Who's ready to get nuts? If you're a fan of The Nut Job, you're probably answering that question in the affirmative, as The Nut Job 2: Nutty By Nature is finally hitting theaters this weekend. Surly and the gang are ready to fight off an evil politician and his land grab against their beloved public park, and they're going to try and do it in style. But this is a kid's movie, and as such there's a big question looming in the distance: to 3D, or not to 3D?
If you're looking for a review on the film itself, you can go here. But if you're wondering if The Nut Job 2: Nutty By Nature is worth the extra 3D money, or if you're better off buying a bag of peanuts, then keep reading! We're about to dissect the third dimensional presentation of this animalistic adventure for your amusement and money-saving purposes.

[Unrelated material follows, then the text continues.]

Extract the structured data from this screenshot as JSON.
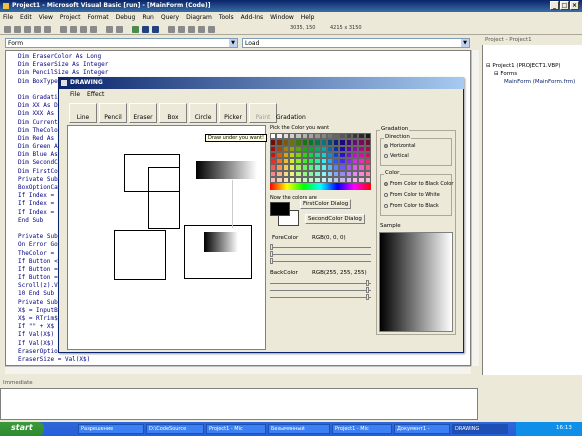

The Nut Job 2: Nutty By Nature isn't specifically a film that's essentially a 3D experience. On the surface, it's an idea that doesn't feel like it'd be a must see behind the black glasses, but there is obviously room for 3D gags in a kid's film, as they tend to be very expressive and kinetic with their action. With the right intent, fun could be had with the 3D on this movie.
When it comes to the 3D of The Nut Job 2: Nutty By Nature, there is decent amount of credit due to the folks that converted the film into 3D. The film's not a perfect 3D experience, but it does manage to be pretty exciting in some select sequences. There could have been a little more work put into the third dimensional enhancement of this film, but it's not a complete mess like The Emoji Movie happened to be earlier this summer.
The most impressive piece of the 3D conversion to The Nut Job 2: Nutty By Nature is the before the window effects, as the objects protruding out of the screen range from excitingly exaggerated to subtle, but noticeable, objects poking the audience in the theoretical eye. Sight gags benefit the best from this treatment, but there are quite a few shots of vehicles in pursuit that manage to excite the eyes. Though probably the best sequence when it comes to this factor is the pictured scene above, in which a bunch of popcorn pops right in front of the audience, in the midst of a gigantic explosion.
Unfortunately, the Beyond the Window piece of The Nut Job 2: Nutty By Nature isn't as impressive as all that broke through the 3D window. But at the same time, it's still a pretty decent picture that gets the basics right, and throws in a little extra for the folks at home. Objects and characters are clearly separated by good spatial reasoning, and do not blend in with each other. While the backgrounds don't try to captivate the eye with any added depth, they certainly don't slouch when it comes to keeping up with the action.
The brightness factors is almost always the biggest problem with a 3D film. This leads to the audience's mileage varying between showings, as most theaters tend not to calibrate their rigs properly between 2D and 3D screenings in their various screening rooms. The Nut Job 2: Nutty By Nature proves why it counts to remember to control the brightness of your picture, as there are several night time sequences that get a bit washed out in this film. Day time action is pretty decent, but once the sun goes down, the picture gets to be hit or miss behind the dulling effect of your 3D spectacles.
Another thing you can't fault The Nut Job 2: Nutty By Nature on is the blurry visuals when you remove your glasses. Throughout the entire film, the quality of the blur that's supposed to help generate depth in the film is present and accounted for. When you take your glasses off, you'll see a strong contingent of blur marring the visuals throughout the entire picture, with various degrees present between the characters and their surroundings.
There is quite a bit of action that occurs in The Nut Job 2: Nutty By Nature, and thankfully it doesn't wear on the viewer's eyes too heavily. You won't have any nauseous side effects when seeing Surly and his crew zipping about the screen, but what you may have is a bit of eye strain, thanks to the slightly dimmer than usual picture the film exhibits in its night time sequences. So don't worry about barf bags, but you might be taking your glasses off every now and then to let your eyes rest.